Expecting a type supporting the operator '-' but given a function type

Question

Can anyone clarify why I got this message (see commented two lines below), and maybe point to the correct specification of user defined binary operators. Why do I have to define operator (.-->.) outside the type definition and and not (.>>=.)?

type ListA<'T> = NIL | Cons of 'T * ListA<'T> with
        static member cat (a:ListA<'T>) (b:ListA<'T>) :ListA<'T>=
            match a with
                | NIL -> b
                | Cons (a, tail) -> Cons (a, (ListA<'T>.cat tail b))
        static member join (a:ListA<ListA<'T>>)  =
            match a with
                | NIL -> NIL
                | Cons (a, b) -> ListA<'T>.cat a (ListA<'T>.join b)

        static member fmap (fn: 'T -> 'U) (a:ListA<'T>)  =
                 match a with
                    | NIL -> NIL
                    | Cons (a, tail) -> Cons ((fn a), (ListA<'T>.fmap fn tail))
        
        static member inline (.>>=.)(ma:ListA<'T> , k:'T -> ListA<'U>) =  ListA<'T>.fmap k ma |> ListA<_>.join

        static member inline (.<<<.)(mbc:'B -> ListA<'C> , mab:'T -> ListA<'B>) = (fun x -> (mab x) .>>=. mbc)
        static member inline (.>>>.)(mab:'T -> ListA<'B> , mbc:'B -> ListA<'C>) = (fun x -> (mab x) .>>=. mbc)
        
        static member join2 (a:ListA<_>)  =  a .>>=. id
    
    
    let (.-->.)(mab:'T -> ListA<'B>) (mbc:'B -> ListA<'C>) = (fun x -> (mab x) .>>=. mbc)
    let (.<--.)(mab:'B -> ListA<'C>) (mbc:'T -> ListA<'B>) = (fun x -> (mbc x) .>>=. mab)
    
    let f  = fun x ->  Cons (x, Cons ((x + 1), NIL))    
    let g  = fun x ->  Cons (x * 2, NIL)
    // NOT Compiling: let fgA = fun x -> (f .<<<. g) 
    // NOT Compiling: let fgB = fun x -> (f .>>>. g) 
    let fg = fun x -> (f x) .>>=. g
    let fg1 = (f .-->. g .-->. g)
    let fg2 = (f .<--. g .-->. f)
    printfn "%A" (fg1 3)

Answer 1

Such are the rules of operator lookup. First (1) the compiler tries to see if the operator is defined as a method on one of the operands' types, and then (2) it tries to look in the current lexical context (i.e. the current module and any opened modules).

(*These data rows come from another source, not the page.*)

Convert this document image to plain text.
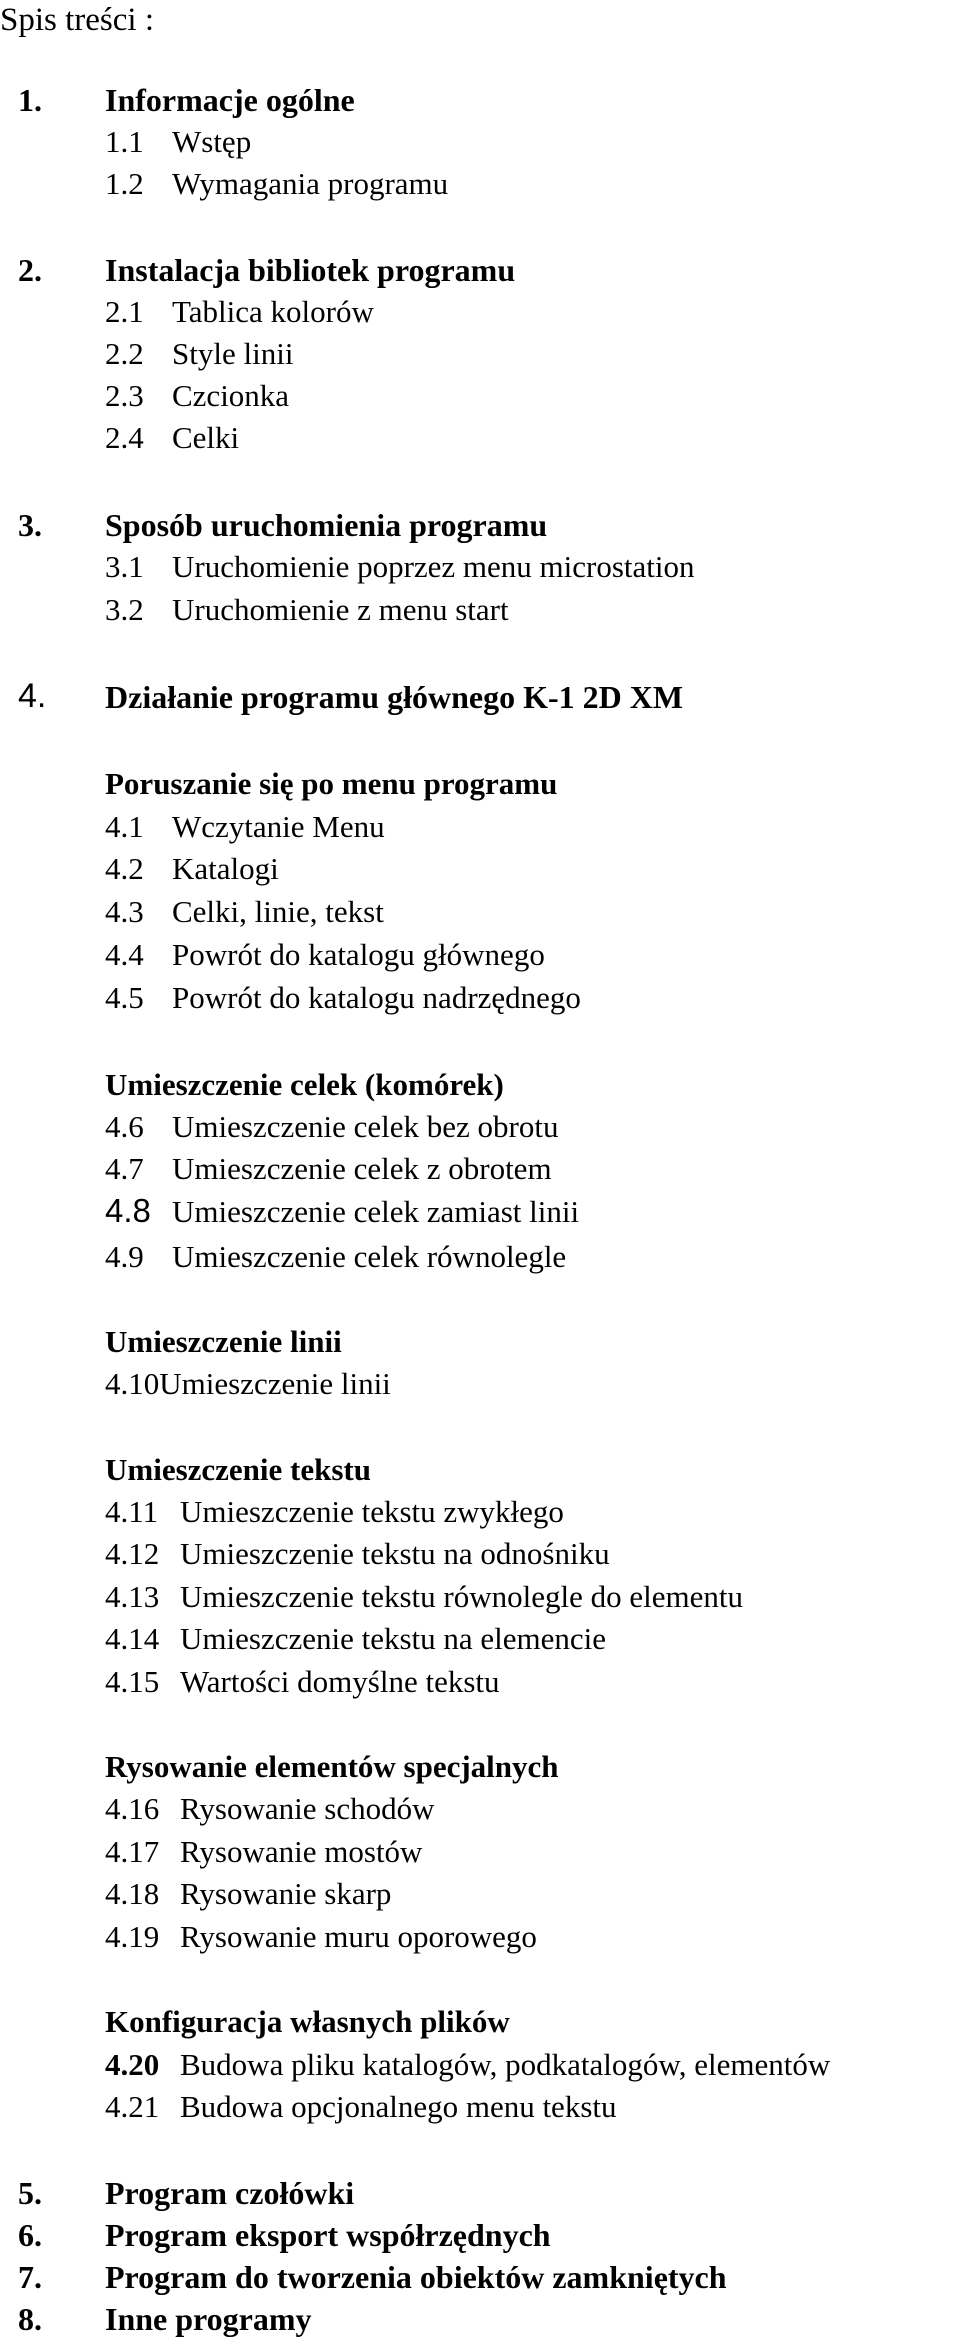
Spis treści :
1. Informacje ogólne
1.1 Wstęp
1.2 Wymagania programu
2. Instalacja bibliotek programu
2.1 Tablica kolorów
2.2 Style linii
2.3 Czcionka
2.4 Celki
3. Sposób uruchomienia programu
3.1 Uruchomienie poprzez menu microstation
3.2 Uruchomienie z menu start
4. Działanie programu głównego K-1 2D XM
Poruszanie się po menu programu
4.1 Wczytanie Menu
4.2 Katalogi
4.3 Celki, linie, tekst
4.4 Powrót do katalogu głównego
4.5 Powrót do katalogu nadrzędnego
Umieszczenie celek (komórek)
4.6 Umieszczenie celek bez obrotu
4.7 Umieszczenie celek z obrotem
4.8 Umieszczenie celek zamiast linii
4.9 Umieszczenie celek równolegle
Umieszczenie linii
4.10Umieszczenie linii
Umieszczenie tekstu
4.11 Umieszczenie tekstu zwykłego
4.12 Umieszczenie tekstu na odnośniku
4.13 Umieszczenie tekstu równolegle do elementu
4.14 Umieszczenie tekstu na elemencie
4.15 Wartości domyślne tekstu
Rysowanie elementów specjalnych
4.16 Rysowanie schodów
4.17 Rysowanie mostów
4.18 Rysowanie skarp
4.19 Rysowanie muru oporowego
Konfiguracja własnych plików
4.20 Budowa pliku katalogów, podkatalogów, elementów
4.21 Budowa opcjonalnego menu tekstu
5. Program czołówki
6. Program eksport współrzędnych
7. Program do tworzenia obiektów zamkniętych
8. Inne programy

(incidentally, rule (1) is common for all .NET, while rule (2) is F# only)

.>>=. works, because it's defined on the type of its first argument (f x), so rule (1) applies.

.-->. works because it's defined in the current context, so rule (2) applies.

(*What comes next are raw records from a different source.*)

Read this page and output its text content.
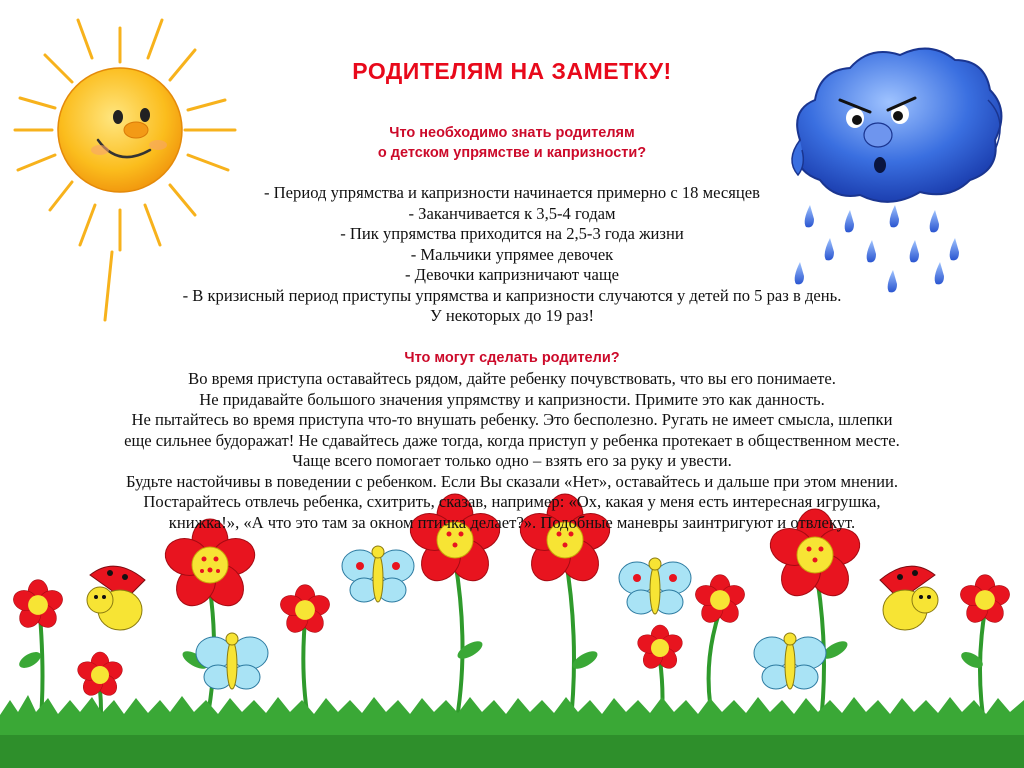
РОДИТЕЛЯМ НА ЗАМЕТКУ!
Что необходимо знать родителям
о детском упрямстве и капризности?
- Период упрямства и капризности начинается примерно с 18 месяцев
- Заканчивается к 3,5-4 годам
- Пик упрямства приходится на 2,5-3 года жизни
- Мальчики упрямее девочек
- Девочки капризничают чаще
- В кризисный период приступы упрямства и капризности случаются у детей по 5 раз в день.
У некоторых до 19 раз!
Что могут сделать родители?
Во время приступа оставайтесь рядом, дайте ребенку почувствовать, что вы его понимаете.
Не придавайте большого значения упрямству и капризности. Примите это как данность.
Не пытайтесь во время приступа что-то внушать ребенку. Это бесполезно. Ругать не имеет смысла, шлепки
еще сильнее будоражат! Не сдавайтесь даже тогда, когда приступ у ребенка протекает в общественном месте.
Чаще всего помогает только одно – взять его за руку и увести.
Будьте настойчивы в поведении с ребенком. Если Вы сказали «Нет», оставайтесь и дальше при этом мнении.
Постарайтесь отвлечь ребенка, схитрить, сказав, например: «Ох, какая у меня есть интересная игрушка,
книжка!», «А что это там за окном птичка делает?». Подобные маневры заинтригуют и отвлекут.
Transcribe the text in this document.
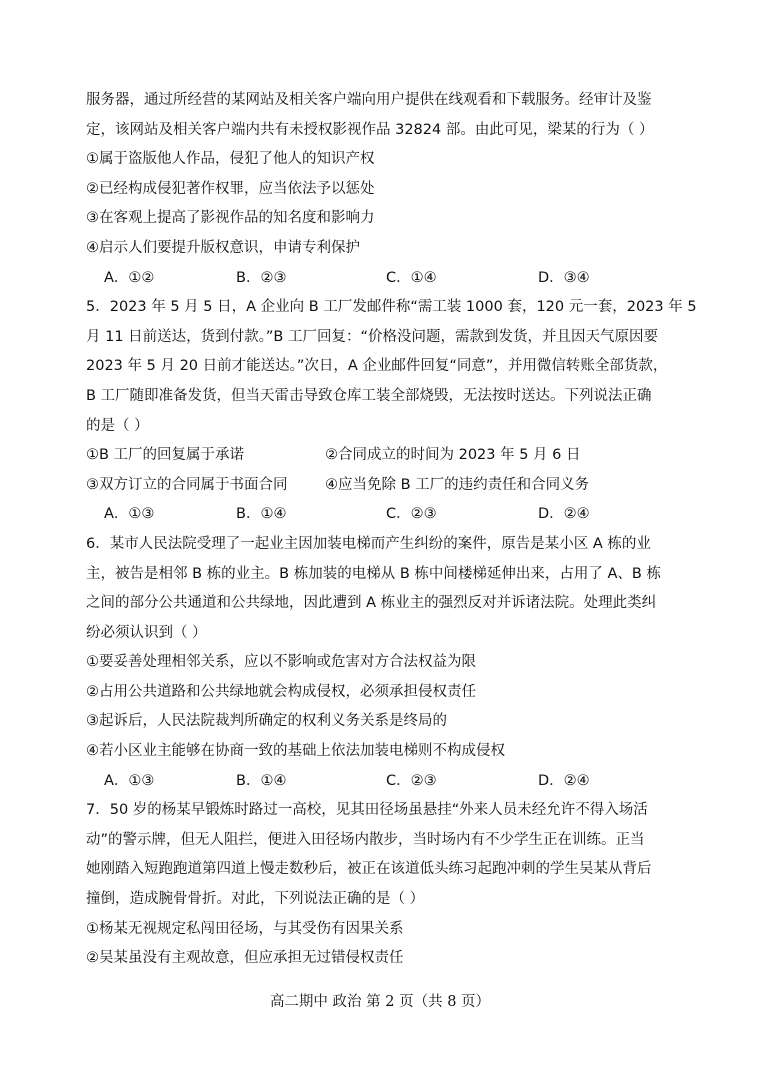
服务器，通过所经营的某网站及相关客户端向用户提供在线观看和下载服务。经审计及鉴
定，该网站及相关客户端内共有未授权影视作品 32824 部。由此可见，梁某的行为（ ）
①属于盗版他人作品，侵犯了他人的知识产权
②已经构成侵犯著作权罪，应当依法予以惩处
③在客观上提高了影视作品的知名度和影响力
④启示人们要提升版权意识，申请专利保护
A．①②	B．②③	C．①④	D．③④
5．2023 年 5 月 5 日，A 企业向 B 工厂发邮件称“需工装 1000 套，120 元一套，2023 年 5
月 11 日前送达，货到付款。”B 工厂回复：“价格没问题，需款到发货，并且因天气原因要
2023 年 5 月 20 日前才能送达。”次日，A 企业邮件回复“同意”，并用微信转账全部货款，
B 工厂随即准备发货，但当天雷击导致仓库工装全部烧毁，无法按时送达。下列说法正确
的是（ ）
①B 工厂的回复属于承诺	②合同成立的时间为 2023 年 5 月 6 日
③双方订立的合同属于书面合同	④应当免除 B 工厂的违约责任和合同义务
A．①③	B．①④	C．②③	D．②④
6．某市人民法院受理了一起业主因加装电梯而产生纠纷的案件，原告是某小区 A 栋的业
主，被告是相邻 B 栋的业主。B 栋加装的电梯从 B 栋中间楼梯延伸出来，占用了 A、B 栋
之间的部分公共通道和公共绿地，因此遭到 A 栋业主的强烈反对并诉诸法院。处理此类纠
纷必须认识到（ ）
①要妥善处理相邻关系，应以不影响或危害对方合法权益为限
②占用公共道路和公共绿地就会构成侵权，必须承担侵权责任
③起诉后，人民法院裁判所确定的权利义务关系是终局的
④若小区业主能够在协商一致的基础上依法加装电梯则不构成侵权
A．①③	B．①④	C．②③	D．②④
7．50 岁的杨某早锻炼时路过一高校，见其田径场虽悬挂“外来人员未经允许不得入场活
动”的警示牌，但无人阻拦，便进入田径场内散步，当时场内有不少学生正在训练。正当
她刚踏入短跑跑道第四道上慢走数秒后，被正在该道低头练习起跑冲刺的学生吴某从背后
撞倒，造成腕骨骨折。对此，下列说法正确的是（ ）
①杨某无视规定私闯田径场，与其受伤有因果关系
②吴某虽没有主观故意，但应承担无过错侵权责任
高二期中 政治 第 2 页（共 8 页）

But in the expression f .>>>. g the type of both arguments is a function 'a -> ListA<'a>, and this type doesn't have operator .>>>. defined as a method, and no operator .>>>. is defined in the current context, so neither rule (1) nor rule (2) applies, and the compiler has no idea where to look up this operator.